First Mesut Ozil, a coup by most accounts. Then Alexis Sanchez, exciting and bristling with energy. And now, possibly, Radamel Falcao, one of the best goalscorers in Europe. Arsene Wenger was coy after Arsenal’s 1-1 draw with Leicester City when he was asked about the possibility of bringing in a new striker. After briefly flitting around the point, Wenger plainly stated that, depending on the available options, they wanted to bring a striker in before the window closed, a deadline that at the time was just over 24 hours away. At the time of writing, it’s now 16 hours away. Radamel Falcao is apparently available and with Real Madrid finalising a loan deal for Manchester United’s Javier Hernandez, the road seems to be largely clear for Arsenal to pounce. Manchester City are being mooted as an alternative destination for the Colombian sniper, but with Negredo, Jovetic, Dzeko and Aguero already on the books, the addition of Falcao would be taking the idea of squad depth to ridiculous new heights (or depths). Maybe the hapless performance of Yaya Sanogo against Leicester will be the nudge that Wenger needs to open the wallet.

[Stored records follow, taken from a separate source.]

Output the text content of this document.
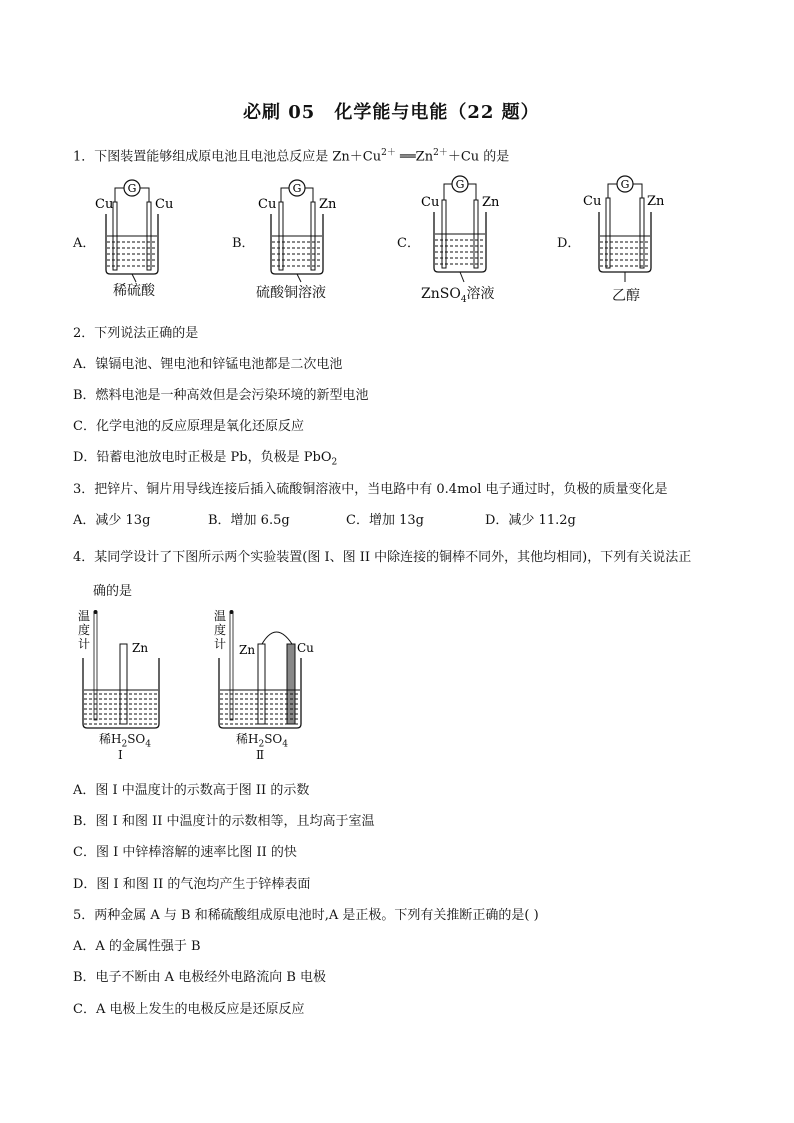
必刷 05　化学能与电能（22 题）
1．下图装置能够组成原电池且电池总反应是 $Zn+Cu^{2+}$ $══Zn^{2+}+Cu$ 的是
A．
G
Cu	Cu
稀硫酸
B．
G
Cu	Zn
硫酸铜溶液
C．
G
Cu	Zn
ZnSO$_4$溶液
D．
G
Cu	Zn
乙醇
2．下列说法正确的是
A．镍镉电池、锂电池和锌锰电池都是二次电池
B．燃料电池是一种高效但是会污染环境的新型电池
C．化学电池的反应原理是氧化还原反应
D．铅蓄电池放电时正极是 Pb，负极是 PbO$_2$
3．把锌片、铜片用导线连接后插入硫酸铜溶液中，当电路中有 0.4mol 电子通过时，负极的质量变化是
A．减少 13g	B．增加 6.5g	C．增加 13g	D．减少 11.2g
4．某同学设计了下图所示两个实验装置(图 I、图 II 中除连接的铜棒不同外，其他均相同)，下列有关说法正
确的是
温
度
计	Zn
稀$H_2SO_4$
Ⅰ
温
度
计 Zn	Cu
稀$H_2SO_4$
Ⅱ
A．图 I 中温度计的示数高于图 II 的示数
B．图 I 和图 II 中温度计的示数相等，且均高于室温
C．图 I 中锌棒溶解的速率比图 II 的快
D．图 I 和图 II 的气泡均产生于锌棒表面
5．两种金属 A 与 B 和稀硫酸组成原电池时,A 是正极。下列有关推断正确的是( )
A．A 的金属性强于 B
B．电子不断由 A 电极经外电路流向 B 电极
C．A 电极上发生的电极反应是还原反应
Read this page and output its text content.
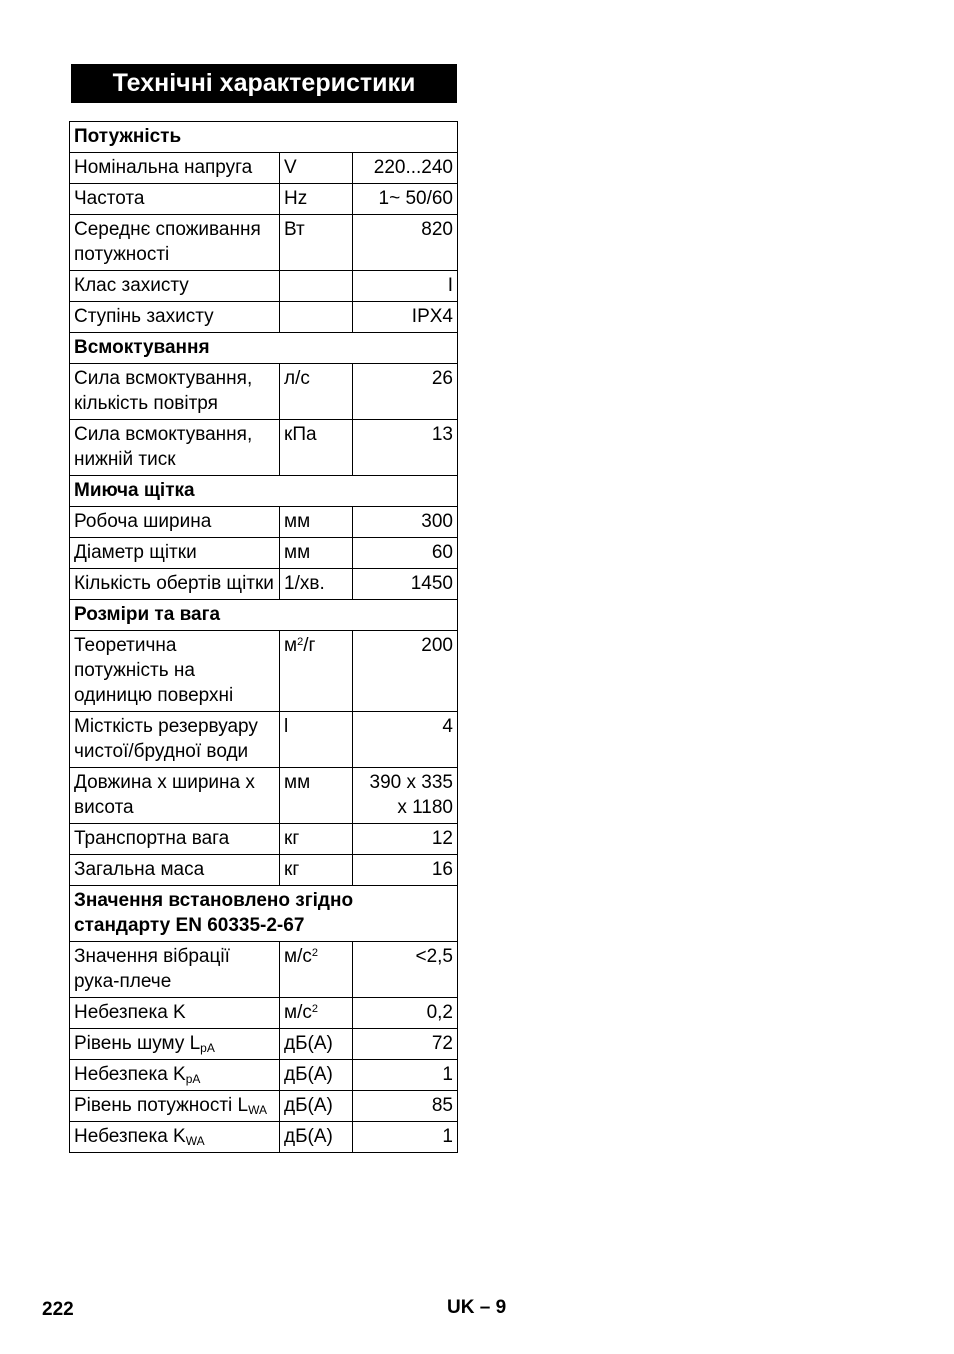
Технічні характеристики
Потужність		
Номінальна напруга	V	220...240
Частота	Hz	1~ 50/60
Середнє споживання потужності	Вт	820
Клас захисту		I
Ступінь захисту		IPX4
Всмоктування		
Сила всмоктування, кількість повітря	л/с	26
Сила всмоктування, нижній тиск	кПа	13
Миюча щітка		
Робоча ширина	мм	300
Діаметр щітки	мм	60
Кількість обертів щітки	1/хв.	1450
Розміри та вага		
Теоретична потужність на одиницю поверхні	$м^2/г$	200
Місткість резервуару чистої/брудної води	l	4
Довжина x ширина x висота	мм	390 x 335 x 1180
Транспортна вага	кг	12
Загальна маса	кг	16
Значення встановлено згідно стандарту EN 60335-2-67		
Значення вібрації рука-плече	$м/с^2$	<2,5
Небезпека K	$м/с^2$	0,2
Рівень шуму $L_{pA}$	дБ(А)	72
Небезпека $K_{pA}$	дБ(А)	1
Рівень потужності $L_{WA}$	дБ(А)	85
Небезпека $K_{WA}$	дБ(А)	1
222	UK – 9
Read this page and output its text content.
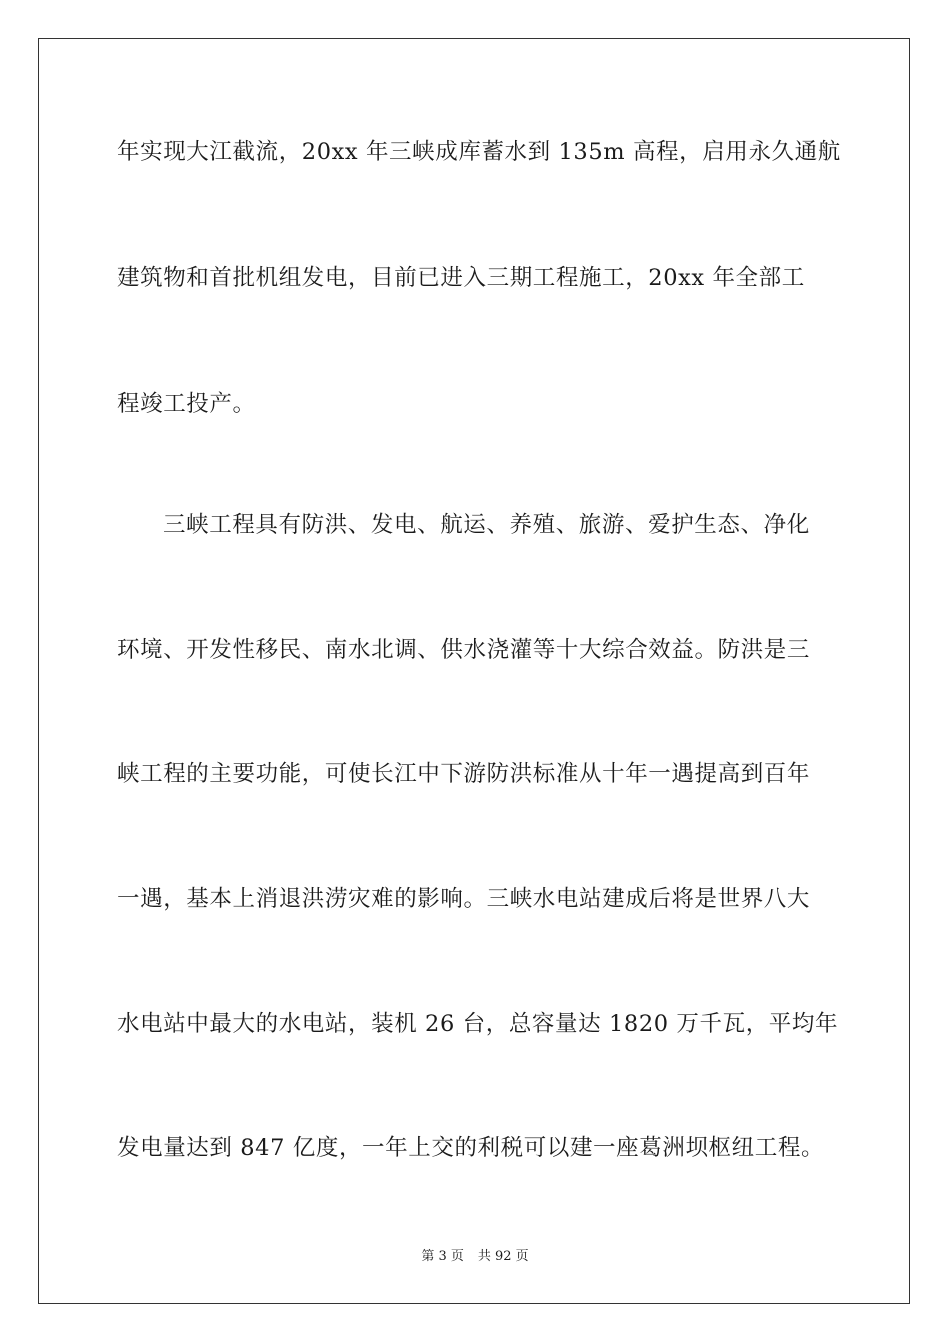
年实现大江截流，20xx 年三峡成库蓄水到 135m 高程，启用永久通航
建筑物和首批机组发电，目前已进入三期工程施工，20xx 年全部工
程竣工投产。
三峡工程具有防洪、发电、航运、养殖、旅游、爱护生态、净化
环境、开发性移民、南水北调、供水浇灌等十大综合效益。防洪是三
峡工程的主要功能，可使长江中下游防洪标准从十年一遇提高到百年
一遇，基本上消退洪涝灾难的影响。三峡水电站建成后将是世界八大
水电站中最大的水电站，装机 26 台，总容量达 1820 万千瓦，平均年
发电量达到 847 亿度，一年上交的利税可以建一座葛洲坝枢纽工程。
第 3 页 共 92 页
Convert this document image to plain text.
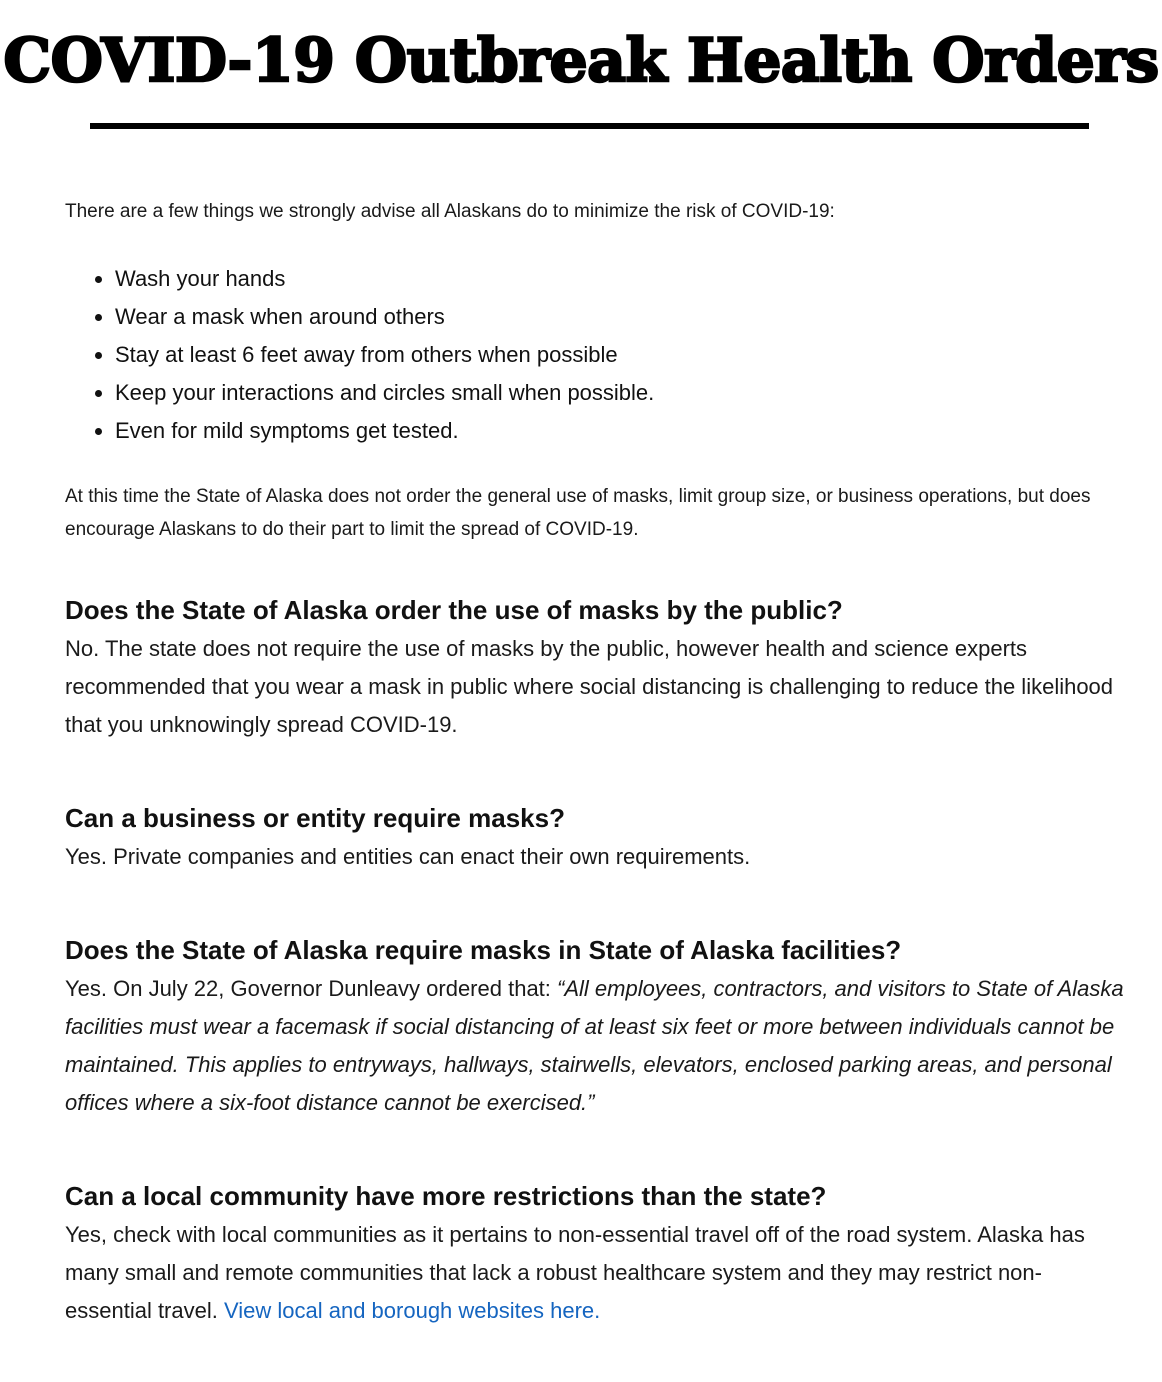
COVID-19 Outbreak Health Orders

There are a few things we strongly advise all Alaskans do to minimize the risk of COVID-19:

• Wash your hands
• Wear a mask when around others
• Stay at least 6 feet away from others when possible
• Keep your interactions and circles small when possible.
• Even for mild symptoms get tested.

At this time the State of Alaska does not order the general use of masks, limit group size, or business operations, but does encourage Alaskans to do their part to limit the spread of COVID-19.

Does the State of Alaska order the use of masks by the public?

No. The state does not require the use of masks by the public, however health and science experts recommended that you wear a mask in public where social distancing is challenging to reduce the likelihood that you unknowingly spread COVID-19.

Can a business or entity require masks?

Yes. Private companies and entities can enact their own requirements.

Does the State of Alaska require masks in State of Alaska facilities?

Yes. On July 22, Governor Dunleavy ordered that: “All employees, contractors, and visitors to State of Alaska facilities must wear a facemask if social distancing of at least six feet or more between individuals cannot be maintained. This applies to entryways, hallways, stairwells, elevators, enclosed parking areas, and personal offices where a six-foot distance cannot be exercised.”

Can a local community have more restrictions than the state?

Yes, check with local communities as it pertains to non-essential travel off of the road system. Alaska has many small and remote communities that lack a robust healthcare system and they may restrict non-essential travel. View local and borough websites here.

Sanogo is not without his virtues. He is tall and strong, is always a willing runner, but despite having a lot of the important physical characteristics that normal starting striker Olivier Giroud also possesses, the 21 year old lacks the arsenal of flicks that Giroud makes such good use of. Yes, Giroud is slow, and will not make his own goals, but he does have the quick feet to lay off inviting balls which attackers like Ramsay and, now, Sanchez can take in stride. Sanogo was muddled against Leicester, he finished poorly and his feet were very messy. He’s like a new-born giraffe, tripping himself up, gangly-legged and wet behind the ears. He will not do as a replacement for the injured Giroud, who will not return to action until next year. One also suspects that playing Sanchez through the middle, or Walcott when he returns, or Podolski, or young Joel Campbell will not suffice either. With any of them as striker, Arsenal’s front line would be a collection of talented, but tiny individuals, with no focal point to batter through deep-lying defences. Leicester comfortably held them at bay on Sunday playing very deeply, with Wes Morgan a stoic, gargantuan presence in the centre of defence. In truth, the Foxes might have won it themselves on the counter attack late in the match.
Falcao is perfect. He is strong, immensely comfortable and powerful on the ball and possesses good pace. He is, as everyone in Europe knows, a deadly finisher, better than Giroud. He would be quite at home in the midsts of the intricate passing moves that Arsenal like to enact around the edge of the box, as well as providing a decent threat in the air (he scored a beautiful header against Arsenal in the pre-season). He would be the charmed third marquee signing for the Gunners.
Reportedly, it would take a £20 million loan fee to bring him to north London. Such a bizarre way of doing business seems to be becoming less and less unusual in world football, what with Liverpool’s strange two year loan agreement for Javi Manquillo and Fernando Torres’s similar arrangement with Milan. A loan would mean Arsenal could work out a suitable wage deal with Falcao, then a fee would likely be agreed upon with Monaco at the end of the season, with this season’s loan fee presumably taken into account.
The stage is set. Manuel Pellegrini was cagey in the extreme when asked about Falcao in a recent press conference, and a deal with City would depend on the injured Negredo leaving the club, reportedly for Valencia. It all seems very complicated there. At Arsenal though, a much clearer avenue is laid out in front of Wenger. What a statement of intent this would be for him, and what a team they would have with Falcao at the summit.